Front & Follow have already released two notable compilations during their first decade: Long Division With Remainders’ Collision / Detection, which collated four EPs from their intriguing project of the same name, and the Outer Church collection of artists associated with the genre-defying club night of the same name. The label has also delved into collaborative cassette album releases, pairing artists of various backgrounds together, to great effect.
Now they’re celebrating 10 years, and 50 releases, with Lessons – 24 artists and 25 tracks representing the Front & Follow roster across two discs of carefully curated music that, if it had to be classified at all, could be described as adventurous, rather than focussing on any specific genre. This has been the label’s great strength over the years: doing things that seem to make some kind of sense at the time and largely being proven right – or at the very least interesting – along the way.

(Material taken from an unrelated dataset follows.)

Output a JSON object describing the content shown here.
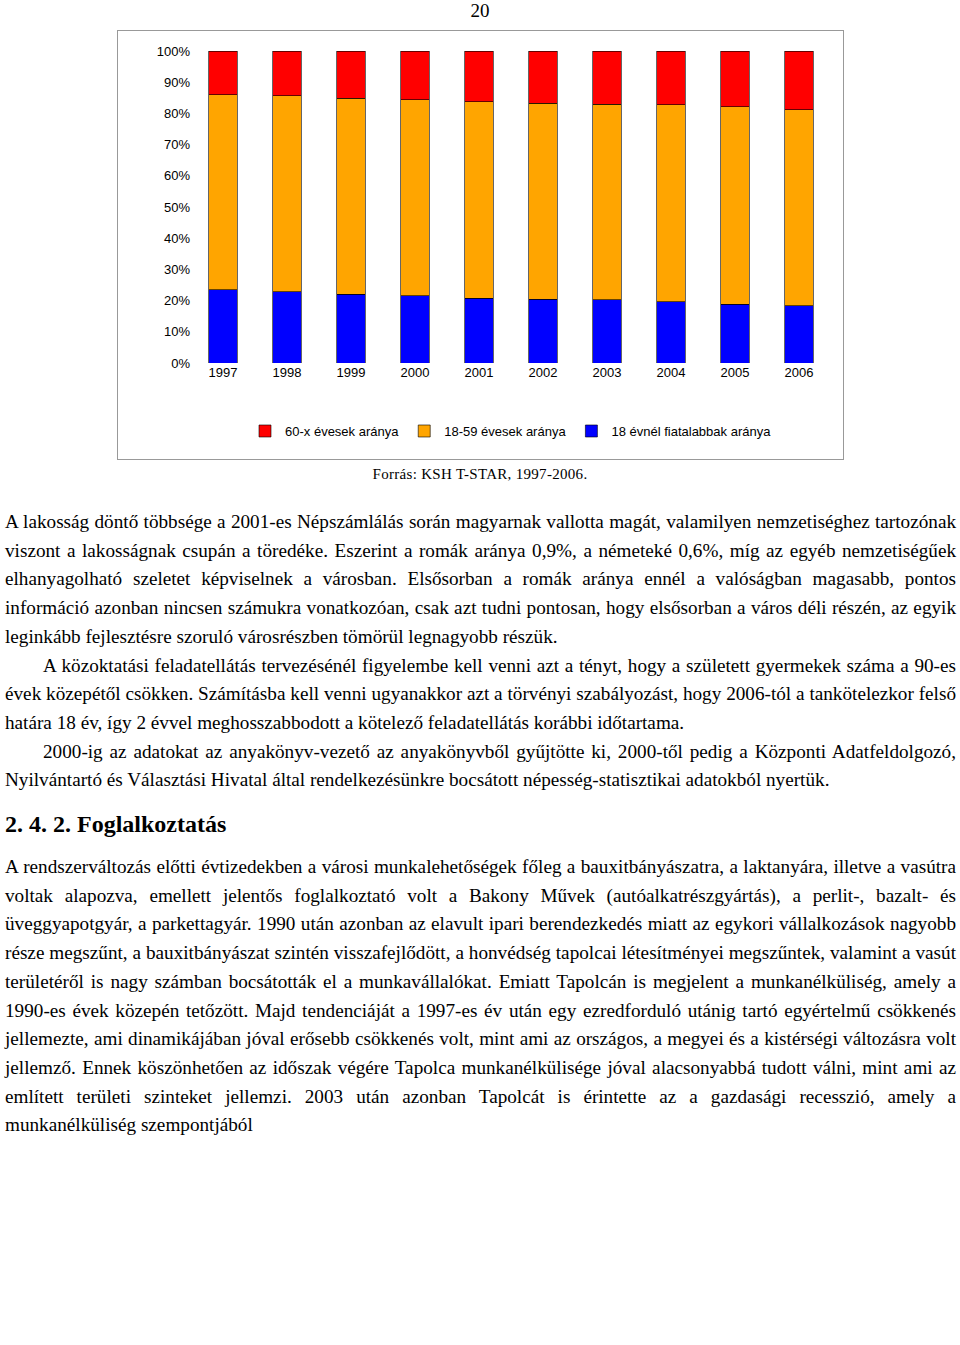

As with the preceding 49 releases from F&F, there’s hardly a dull moment or an iota of filler on Lessons. It’s like being given the best kind of mixtape, one that prompts further discovery while retaining that sense of wonder. While the album admirably exhibits Front & Follow’s eclecticism, it does so with a seemingly effortless simplicity that relies neither on juxtapositions made for their own sake nor diverging too wildly from an overall worldview.
There’s plenty of variation to be found: Yonokiero make their resolutely lo-fi jangles swoon the way that Plankton stalwarts Scaredycat might once have done; there’s wonky rural musings from Farmer Glitch, Leyland Kirby’s smeared sound palette veers into almost nauseous processed wooziness; and Hoofus’s more obviously electronic style permits disjointed rhythms to emerge, reconfiguring its deracinated self into strange, near-propulsive dimensions.

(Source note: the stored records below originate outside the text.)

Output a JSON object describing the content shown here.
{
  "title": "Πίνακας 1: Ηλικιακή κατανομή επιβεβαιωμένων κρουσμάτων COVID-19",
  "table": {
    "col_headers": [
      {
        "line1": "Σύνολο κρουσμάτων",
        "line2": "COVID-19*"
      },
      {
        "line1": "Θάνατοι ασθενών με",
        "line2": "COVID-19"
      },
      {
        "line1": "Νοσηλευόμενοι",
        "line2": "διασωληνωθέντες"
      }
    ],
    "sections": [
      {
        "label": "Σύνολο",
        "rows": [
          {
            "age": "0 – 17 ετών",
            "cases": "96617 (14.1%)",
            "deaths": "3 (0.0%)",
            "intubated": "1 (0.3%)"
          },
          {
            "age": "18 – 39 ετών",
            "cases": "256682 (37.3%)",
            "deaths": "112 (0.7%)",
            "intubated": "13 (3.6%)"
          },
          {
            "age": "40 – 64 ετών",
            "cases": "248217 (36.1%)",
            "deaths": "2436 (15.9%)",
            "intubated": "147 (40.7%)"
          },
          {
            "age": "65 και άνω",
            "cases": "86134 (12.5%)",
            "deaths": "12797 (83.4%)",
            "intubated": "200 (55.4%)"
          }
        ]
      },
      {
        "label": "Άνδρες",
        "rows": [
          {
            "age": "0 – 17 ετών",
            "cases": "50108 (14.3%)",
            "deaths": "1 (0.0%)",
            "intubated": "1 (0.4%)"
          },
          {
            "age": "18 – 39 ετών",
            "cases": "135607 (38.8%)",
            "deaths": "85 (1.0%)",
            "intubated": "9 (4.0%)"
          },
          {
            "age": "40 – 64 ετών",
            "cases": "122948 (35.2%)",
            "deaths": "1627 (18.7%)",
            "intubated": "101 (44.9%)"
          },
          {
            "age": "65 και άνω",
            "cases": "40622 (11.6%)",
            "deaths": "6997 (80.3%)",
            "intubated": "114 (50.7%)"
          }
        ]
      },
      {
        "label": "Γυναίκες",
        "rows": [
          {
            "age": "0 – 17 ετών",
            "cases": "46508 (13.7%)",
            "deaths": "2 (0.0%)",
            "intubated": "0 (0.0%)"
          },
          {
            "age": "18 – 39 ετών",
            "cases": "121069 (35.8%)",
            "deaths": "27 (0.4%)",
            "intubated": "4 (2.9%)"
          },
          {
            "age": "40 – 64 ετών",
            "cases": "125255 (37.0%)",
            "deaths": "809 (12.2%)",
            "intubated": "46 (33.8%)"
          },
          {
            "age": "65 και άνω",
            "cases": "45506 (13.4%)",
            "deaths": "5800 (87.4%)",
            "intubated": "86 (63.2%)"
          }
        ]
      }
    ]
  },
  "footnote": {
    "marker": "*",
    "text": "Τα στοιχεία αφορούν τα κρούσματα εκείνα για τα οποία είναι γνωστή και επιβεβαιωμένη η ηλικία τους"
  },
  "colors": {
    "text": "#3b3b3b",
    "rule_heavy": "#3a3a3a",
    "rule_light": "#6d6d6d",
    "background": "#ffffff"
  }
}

West Norwood Cassette Library’s plunderphonic introduction to the collection feels like the off-kilter sensation of encountering Nurse With Wound at their most ominously silly, while stirring wheezes and whirs from The Doomed Bird Of Providence and BLK W/ Bear keep things both resonant and melancholic. The latter tinkle the ivories while ticking away the minutes, but then there’s Ekoplekz in quirky somnolent mode and TVO’s luscious slow-motion interpretation of a Laura Cannell piece to warm the soul too. Cannell’s own swooping heartstrings call to mind both Bohemian avantgardist Aranos and Popol Vuh’s soundtracks for Werner Herzog in tingling ascents and descents. ‘Plough Monday’ uncoils in fervid energy, brushing away the cobwebs of the centuries while evoking both paramnesiac folk dreams of dusty barn dances and the cycling of the seasons.

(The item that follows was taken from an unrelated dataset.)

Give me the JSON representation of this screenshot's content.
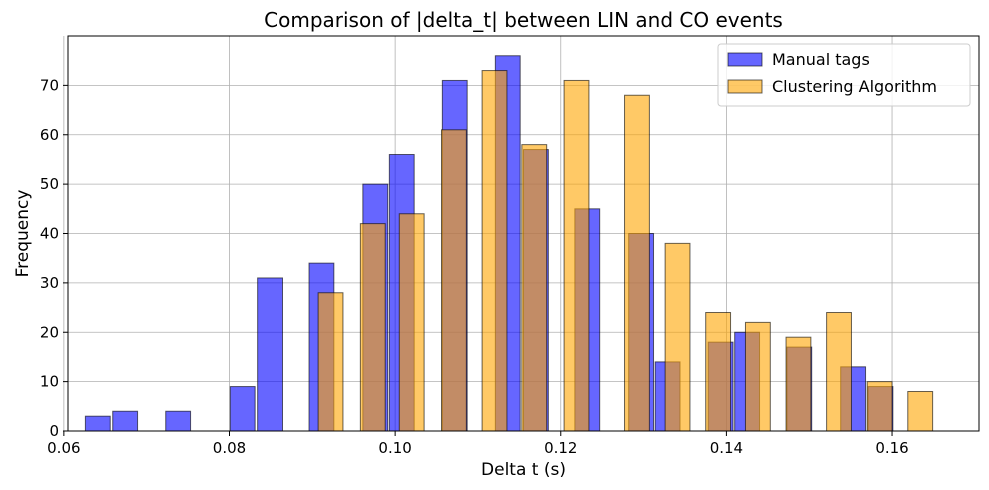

Every piece is previously unreleased, and each contributor gets just one track, except for BLK in various collaborative guises – the BLK TAG contribution being a particularly fine long-form swoon capable of stopping time in its tracks. The more conventional moments can be found in the twangy modulations and noise-speckled grooves from Sone Institute that compare and contrast with Elite Barbarian’s mournful loping boom-or-bust rhythms, stretching repetition until it threatens the speakers’ integrity, while Graham Reznick delivers his almost jarring drum machine grooves with insouciant disco aplomb that jacks up the bass while spinning into ecstatic vocoded dimensions.
There’s yet more reverb-drenched spookiness from the reel-to-reeling fluctuations of Howlround, whose eeriness quotient here is superbly vibrant and redolent, magnetic tape spooling endlessly into outer space on waves of glorious multi-timbral feedback that devours itself in thunderously looped applause. Likewise, IX Tab lifts off on a spaceship built from echoes and sonorously stretched orchestrations. Here, Saxon Roach’s love of found spoken words and the esoteric outer reaches that heavy use of vocal processing can engender uncoils with a lithe sense that something angelic is lurking in the shadows, muttering in Enochian and unveiling the ways to and from some lovely secret domain.
It’s left to haunted folk legend Kemper Norton to conclude the album proper in a conceptual move that sums up the Front & follow ethos neatly, sampling ten of the label’s releases to create a shimmering wall of exultant, celebratory brightness. And for those with deep pockets, ‘Stannum’ is also available as a lathe-cut vinyl edition of ten for a mere ten grand asking price. Extreme-level collectors can gorge themselves squabbling over that in the hereafter; for the rest, Lessons will do fine just as it is.